В летописях впервые Полоцк был упомянут в 862 году:

В лѣто 862 приіа власть Рюрикъ и раздаіа мужемъ своимъ градъі: ѡвому Полотескъ, ѡвому Ростовъ, другому Бѣлоѡзеро.[3]

В конце IX века с переходом князя Олега в Киев на владения новгородских князей распространилась власть киевских князей (согласно Никоновской летописи, киевский князь Аскольд ещё в 872 году захватил Полоцк). Во второй половине X века в Полоцке был свой независимый правитель. В конце X века (980 году) новгородский князь Владимир Святославич разорил Полоцк, убил княжившего там Рогволода, насильно взял в жёны его дочь Рогнеду и присоединил город к своим владениям.

Согласно Лаврентьевской летописи около 987 года после неудачного покушения на его жизнь Рогнеды, Владимир по настоянию бояр решил восстановить уничтоженное Полоцкое княжество «Не убивай её ради дитяти сего, но воздвигни отчину отца её, и отдай ей с сыном твоим»[4][5] сказали бояре, для этого он построил город Изяславль где и поселил Рогнеду и своего малолетнего сына Изяслава, ставшего родоначальником Полоцких князей. Несколько первых лет столицей был город Изяславль, построенный Владимиром. Позже Изяслав отстроил разрушенный Полоцк, перенеся город на более высокое и неприступное место в устье р. Полоты, на её левый берег. Вероятно, что на первых порах регентшей при нём была Рогнеда Рогволодовна.

Согласно исландским сагам, Полоцк был крещён около 1000 года исландским викингом-христианином Торвальдом Кодранссоном, получившим от константинопольского Императора Василия II грамоту «полномочного представителя Византии в русских городах Восточной Балтики»[2].

Обособление княжества

Обособление Полоцкой земли от Киева и превращение её в самостоятельное княжество фактически началось уже при Изяславе. В это время Полоцкая земля уже занимала достаточно большую территорию Северо-Западной Руси, располагаясь в бассейне р. Западная Двина, верховьях р. Березина и Неман. Близость Верхнего Днепра и среднего течения Западной Двины обеспечивали удобную транспортировку товаров с Чёрного моря в Балтийское, что давало большие выгоды Полоцкому княжеству; процветанию его во многом способствовали земледелие, охота, рыболовство, а также железоделательное производство, сырьём для которого в изобилии служили местные болотные и озёрные руды. Сын Изяслава, Брячислав присоединил к Полоцку земли, лежащие между Западной Двиной и Дисной, где вырос город Брячиславль. В 1021 году он напал на Новгород, и на обратном пути, нагруженный награбленной добычей, был настигнут Ярославом Владимировичем на реке Судоме, разбит здесь его войсками и бежал, оставив пленных и добычу победителю. Тем не менее, в следующем году по условиям мирного договора Брячислав присоединил к своему княжеству два города: Витебск и Усвят. Несмотря на этот мир, военные действия между дядей и племянником не прекращались: последний «вся дни живота своего», как сказано в летописи, продолжал воевать с Ярославом.

Правление Всеслава

Наибольший расцвет Полоцкого княжества приходится на правление Всеслава Брячиславича (1044—1101).
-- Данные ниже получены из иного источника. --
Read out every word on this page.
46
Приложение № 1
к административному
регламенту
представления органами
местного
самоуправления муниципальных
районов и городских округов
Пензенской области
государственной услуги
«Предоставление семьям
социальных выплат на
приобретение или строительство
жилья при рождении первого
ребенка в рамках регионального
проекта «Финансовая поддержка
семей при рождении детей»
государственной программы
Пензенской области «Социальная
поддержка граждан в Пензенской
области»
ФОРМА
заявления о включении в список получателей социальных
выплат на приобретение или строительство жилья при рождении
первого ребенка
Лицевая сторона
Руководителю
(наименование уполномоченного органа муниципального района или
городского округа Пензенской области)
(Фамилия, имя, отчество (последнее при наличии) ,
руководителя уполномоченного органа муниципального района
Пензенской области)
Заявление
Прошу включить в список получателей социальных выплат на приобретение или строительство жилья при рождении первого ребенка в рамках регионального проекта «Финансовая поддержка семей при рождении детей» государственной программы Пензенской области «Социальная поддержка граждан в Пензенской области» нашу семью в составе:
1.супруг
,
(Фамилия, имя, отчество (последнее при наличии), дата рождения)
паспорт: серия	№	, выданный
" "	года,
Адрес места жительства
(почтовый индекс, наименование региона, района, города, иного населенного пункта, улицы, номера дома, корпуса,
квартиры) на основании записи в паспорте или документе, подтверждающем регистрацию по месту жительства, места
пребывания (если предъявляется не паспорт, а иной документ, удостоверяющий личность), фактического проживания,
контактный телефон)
В начале княжения Всеслав жил в согласии с Ярославичами и в 1060 году участвовал вместе с ними в походе на торков. Но позже он стал успешно продолжать политику своих предшественников, ведя активную борьбу с Киевом за гегемонию в Северо-Западной Руси. В 1065 году Всеслав неожиданно напал на Псков. Потерпев неудачу, он в 1066 или 1067 год совершил опустошительный набег на Новгород, но после возвращения был разбит в битве на реке Немига под Минском Изяславом Ярославичем. Ему удалось избежать пленения, и киевские князья предложили Всеславу мирные переговоры, гарантируя безопасность присягой на кресте. Он отправился под Оршу на переговоры вместе с двумя сыновьями, однако, нарушив клятву, Ярославовичи его пленили, отвезли в Киев и заточили в поруб.

В 1068 году началось нашествие половцев во главе с ханом Шаруканом. Проиграв битву на реке Альте Изяслав с братьями бежал, оставив Киев без защиты. 15 сентября 1068 года киевляне, разгромив дом и подворье Изяслава, освободили Всеслава и провозгласили его великим князем.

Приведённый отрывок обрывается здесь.